The functions, if implemented in the form of software functional modules and sold or used as a stand-alone product, may be stored in a computer readable storage medium. Based on such understanding, the technical solution of the present application or portions thereof that substantially contribute to the prior art may be embodied in the form of a software product stored in a storage medium and including instructions for causing a computer device (which may be a smart phone, a personal computer, a server, or a network device) to execute all or part of the steps of the method according to the embodiments of the present application. And the aforementioned storage medium includes: a U-disk, a removable hard disk, a Read-Only Memory (ROM), a Random Access Memory (RAM), a magnetic disk or an optical disk, and other various media capable of storing program codes.

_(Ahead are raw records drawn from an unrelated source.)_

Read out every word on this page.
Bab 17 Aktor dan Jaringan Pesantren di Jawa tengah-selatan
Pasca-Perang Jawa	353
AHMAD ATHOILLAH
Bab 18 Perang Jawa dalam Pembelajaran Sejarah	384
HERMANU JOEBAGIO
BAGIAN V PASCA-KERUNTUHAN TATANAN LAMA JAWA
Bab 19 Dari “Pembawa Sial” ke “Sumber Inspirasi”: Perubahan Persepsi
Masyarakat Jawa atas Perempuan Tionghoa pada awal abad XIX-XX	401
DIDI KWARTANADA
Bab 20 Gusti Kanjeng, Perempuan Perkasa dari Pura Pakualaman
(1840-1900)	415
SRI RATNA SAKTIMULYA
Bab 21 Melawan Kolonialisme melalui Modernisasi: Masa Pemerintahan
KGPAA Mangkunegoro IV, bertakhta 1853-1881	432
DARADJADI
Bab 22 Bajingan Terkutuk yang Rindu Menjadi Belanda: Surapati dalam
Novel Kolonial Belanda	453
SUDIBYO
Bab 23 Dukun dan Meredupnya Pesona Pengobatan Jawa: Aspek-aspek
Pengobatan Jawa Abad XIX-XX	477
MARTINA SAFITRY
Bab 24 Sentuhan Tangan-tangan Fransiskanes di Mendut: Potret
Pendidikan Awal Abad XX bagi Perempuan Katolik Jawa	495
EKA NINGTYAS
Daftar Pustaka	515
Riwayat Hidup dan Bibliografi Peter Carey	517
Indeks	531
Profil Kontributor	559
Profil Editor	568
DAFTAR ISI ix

The above description is only for the specific embodiments of the present application, but the scope of the present application is not limited thereto, and any person skilled in the art can easily conceive of the changes or substitutions within the technical scope of the present application, and shall be covered by the scope of the present application.
Claims (10)
1. An apparatus abnormal sound detection method, comprising:
acquiring multi-channel original audio data through a multi-microphone linear array;
carrying out Mel frequency spectrum feature extraction on the original audio data of each channel to obtain a Mel frequency spectrum of the corresponding channel;
carrying out sound classification and identification by using a sound identification model according to the Mel frequency spectrums of all channels;
and when the abnormal sounds of the channels exceeding the preset number are identified, triggering abnormal sound alarm.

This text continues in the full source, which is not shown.